03-18-2017, 03:29 AM
(03-17-2017, 11:23 PM)izzy Wrote:(03-17-2017, 07:36 PM)FaceInTheCrowd Wrote: Reasonable points, if all we had was Adalind telling Nick he's the father. But we also have her actually learning from Henrietta that she was pregnant. Her immediate reaction was that she couldn't be, because she hadn't been with anyone, and it's only when Henrietta presses her that she remembers Nick. Henrietta didn't strike me as the sort of person Adalind would have felt the need to deny sexual escapades to.
A very astute observation, as always. I'll counter with this point. Adalind is not stupid, she is a lawyer and can think on her feet.

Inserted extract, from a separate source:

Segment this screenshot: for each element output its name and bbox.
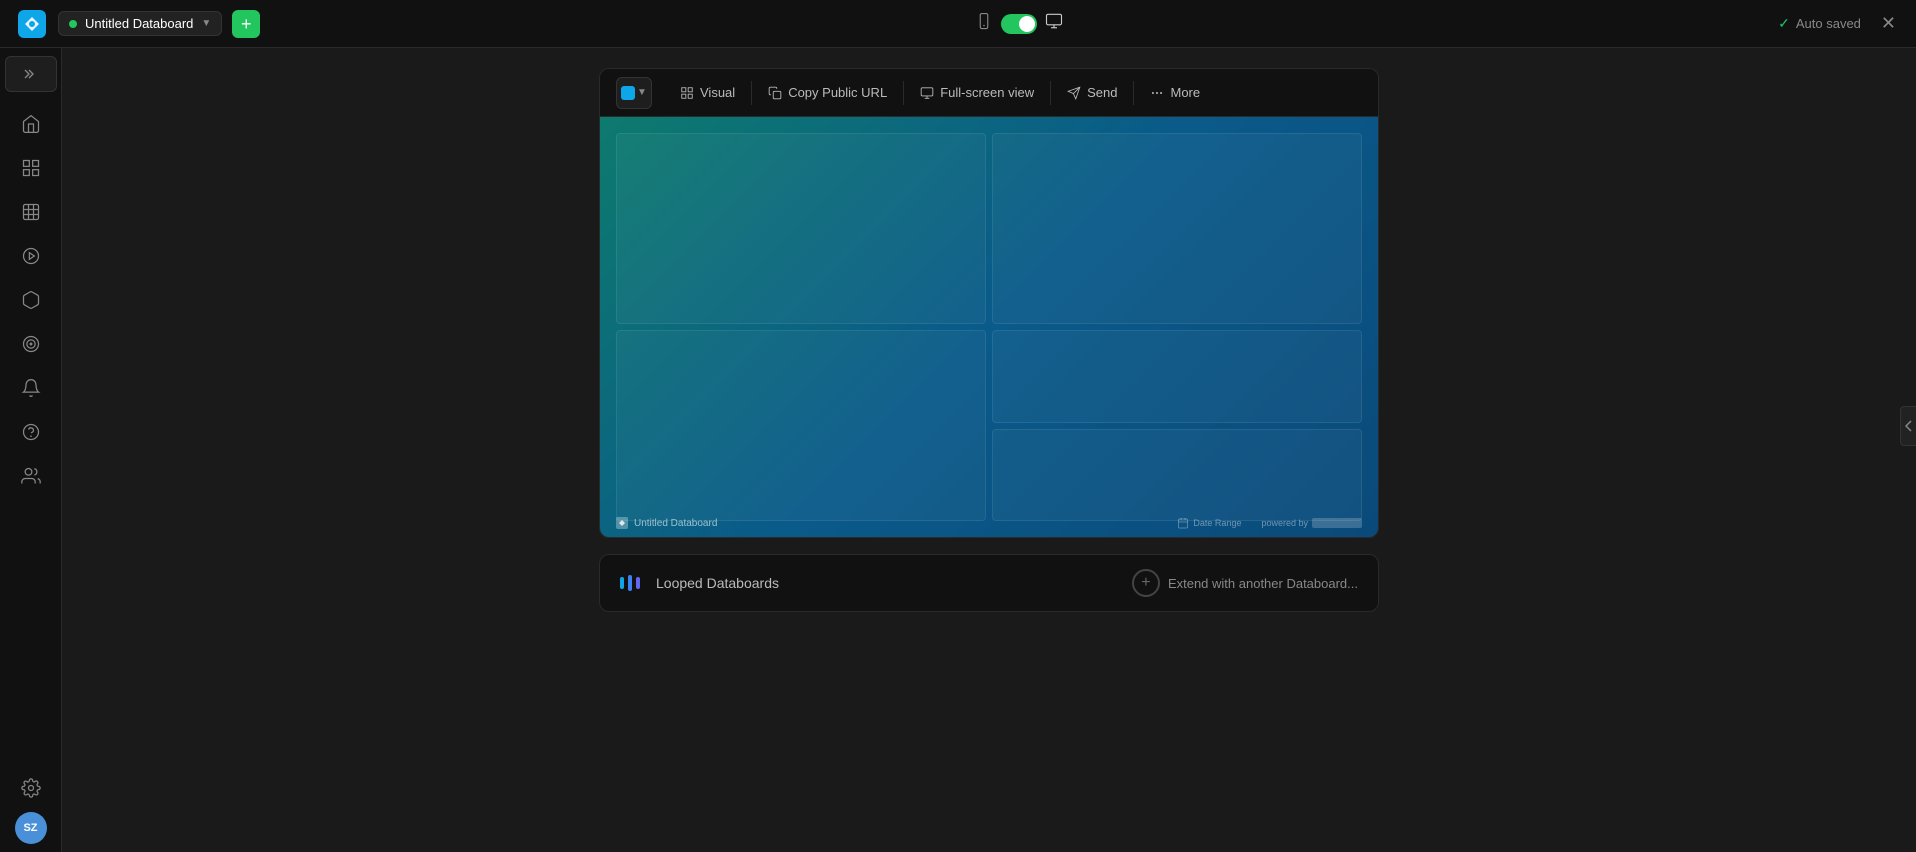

I doubt she would really be taken back by a pregnancy and may have known already and was setting the stage that she wanted. Besides, I know, the default position of many women is, no, there was no one but you. In other words even if the pregnancy was a surprise Adalind's lawyer mind would have steered what she said to the narrative she wanted conveyed out of sheer lawyer instinct. In other words Henrietta was likely getting a very crafted response that combines an amoral and devious mind of a lawyer with the heartless deceit of a blond (I mean a Hexenbiest).
In two differents scenes we are basically seeing Adalind's thoughts that Nick is the only possible father. IMO you are claiming she is so crafty that she has tricked herself when she talks to herself bathroom. If a women knows she is pregnant, why on earth would she give herself three pregnancy tests. She did not even show the results to anyone else and tried to hide it for long as possible and Ken was the one who brought up it was Nick's baby and threaten her and her baby.
If I was Adalind the last men I want as the father of my new baby would be the men involved in taking my first baby.
Women characters do not have to be having sex with the lead to be important to the story.